There's no let up in sight. The winter's set to continue. (-6°C as I type, -9°C later tonight.) I've been using my balcony as a fridge, perfect for milk. Last week I walked on a lake. Tegel, the second biggest in Berlin, is completely frozen over, so for once I was able to walk on water like Jesus. Of course you wouldn't catch him wandering around a forest in Berlin when it's -10°C outside, especially in his trademark sandals.

Even locals are losing patience with the winter now, looking forward to warmer times. Today I saw Easter bunnies for sale, despite Easter being almost two months away.
(Thousands of chocolate bunnies are murdered every year für Ostern in Germany. It really is quite disturbing, especially for the children who can only console themselves by eating copious amounts of chocolate.)

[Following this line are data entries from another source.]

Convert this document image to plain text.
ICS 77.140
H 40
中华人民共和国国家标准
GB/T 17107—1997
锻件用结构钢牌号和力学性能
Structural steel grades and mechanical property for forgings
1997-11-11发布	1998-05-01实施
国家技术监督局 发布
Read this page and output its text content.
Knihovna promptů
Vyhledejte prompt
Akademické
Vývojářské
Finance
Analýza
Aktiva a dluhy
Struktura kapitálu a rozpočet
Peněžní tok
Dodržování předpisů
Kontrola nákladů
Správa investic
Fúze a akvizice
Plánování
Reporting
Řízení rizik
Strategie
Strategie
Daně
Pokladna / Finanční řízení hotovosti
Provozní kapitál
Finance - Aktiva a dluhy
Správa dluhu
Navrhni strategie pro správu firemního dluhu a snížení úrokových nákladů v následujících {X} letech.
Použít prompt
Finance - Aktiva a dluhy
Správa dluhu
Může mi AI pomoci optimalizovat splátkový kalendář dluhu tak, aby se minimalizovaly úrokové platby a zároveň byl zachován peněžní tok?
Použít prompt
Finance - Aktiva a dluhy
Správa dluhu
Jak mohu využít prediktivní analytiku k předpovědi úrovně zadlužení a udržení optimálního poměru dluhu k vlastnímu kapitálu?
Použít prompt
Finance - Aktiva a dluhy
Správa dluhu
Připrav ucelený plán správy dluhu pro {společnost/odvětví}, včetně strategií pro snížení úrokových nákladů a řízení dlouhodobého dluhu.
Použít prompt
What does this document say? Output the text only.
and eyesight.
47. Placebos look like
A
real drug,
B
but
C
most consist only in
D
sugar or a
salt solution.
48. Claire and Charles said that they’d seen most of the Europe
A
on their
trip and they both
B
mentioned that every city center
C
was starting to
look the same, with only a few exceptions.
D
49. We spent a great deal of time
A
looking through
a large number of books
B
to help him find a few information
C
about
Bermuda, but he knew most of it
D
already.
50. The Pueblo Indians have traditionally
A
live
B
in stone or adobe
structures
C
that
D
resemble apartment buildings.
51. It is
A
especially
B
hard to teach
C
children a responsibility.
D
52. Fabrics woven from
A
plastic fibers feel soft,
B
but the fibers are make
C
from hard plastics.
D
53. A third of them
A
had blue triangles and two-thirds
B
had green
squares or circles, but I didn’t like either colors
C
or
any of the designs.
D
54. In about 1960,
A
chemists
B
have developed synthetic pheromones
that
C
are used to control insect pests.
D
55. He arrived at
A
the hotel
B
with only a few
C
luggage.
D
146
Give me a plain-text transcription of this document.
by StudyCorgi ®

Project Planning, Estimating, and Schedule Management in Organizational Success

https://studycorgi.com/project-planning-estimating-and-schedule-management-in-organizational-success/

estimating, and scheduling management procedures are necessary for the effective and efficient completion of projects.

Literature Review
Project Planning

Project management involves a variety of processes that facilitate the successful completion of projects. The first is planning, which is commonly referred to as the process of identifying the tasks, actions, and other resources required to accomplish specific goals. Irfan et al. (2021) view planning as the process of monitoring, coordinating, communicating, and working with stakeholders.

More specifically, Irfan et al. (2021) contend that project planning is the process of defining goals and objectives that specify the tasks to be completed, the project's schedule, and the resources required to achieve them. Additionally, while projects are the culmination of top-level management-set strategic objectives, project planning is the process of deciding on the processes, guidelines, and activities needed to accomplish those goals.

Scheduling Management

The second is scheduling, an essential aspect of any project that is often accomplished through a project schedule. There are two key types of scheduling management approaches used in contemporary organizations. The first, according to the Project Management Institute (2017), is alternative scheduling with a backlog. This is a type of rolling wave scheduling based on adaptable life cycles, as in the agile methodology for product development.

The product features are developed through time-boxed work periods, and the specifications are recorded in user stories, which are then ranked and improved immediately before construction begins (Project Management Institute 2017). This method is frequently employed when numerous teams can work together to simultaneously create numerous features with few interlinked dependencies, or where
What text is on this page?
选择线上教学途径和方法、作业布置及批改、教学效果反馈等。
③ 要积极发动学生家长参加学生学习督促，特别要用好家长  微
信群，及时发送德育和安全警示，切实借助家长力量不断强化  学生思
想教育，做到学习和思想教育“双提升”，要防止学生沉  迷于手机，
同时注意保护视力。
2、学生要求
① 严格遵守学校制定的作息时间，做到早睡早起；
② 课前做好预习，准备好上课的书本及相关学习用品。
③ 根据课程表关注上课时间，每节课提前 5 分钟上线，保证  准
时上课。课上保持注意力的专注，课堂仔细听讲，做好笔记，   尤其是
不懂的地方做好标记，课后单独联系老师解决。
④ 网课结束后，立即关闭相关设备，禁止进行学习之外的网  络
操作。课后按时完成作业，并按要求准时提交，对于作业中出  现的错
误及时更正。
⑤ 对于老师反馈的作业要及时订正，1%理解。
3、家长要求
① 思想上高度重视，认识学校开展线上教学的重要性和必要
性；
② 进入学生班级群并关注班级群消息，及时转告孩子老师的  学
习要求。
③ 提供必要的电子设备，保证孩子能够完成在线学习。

Also in the supermarket (no lack of material from the supermarket these days) was the "Gurke des Jahres" (Gherkins of the Year). Germans take their gherkins very seriously and I wonder what these gherkins did to win such a prestigious honour. I presume there was a Lovely Gherkin competition where they all had to either sing a song, recite a poem or tap-dance to impress the judges. In any case I'm looking forward to finding out what makes them so special later on. In fact, I can't wait.



  1. oh ye auld Schadenfreude schnitzels.....you will get the job...hands down for sorrow...

    best of luck...

  2. man boob needs

    ice clets

  3. Well happy you are back to Siberia. I think once again, the Oder-Neisse border did not last and the red (or better white) army invaded poor Prussia, lead by General Winter. They crossed the border in December '09 and we still have not kicked them out.

    Btw, I did quite the same stunt recently, but with huge Ikea© Mandal™ build-it-yourself bed boxes, instead of bottles of beer. Usually (at least in France), one falls on his bed. This time, the bed fall on me, and with no mattress. I hate Ikea.

    I hope we can play football before 2011.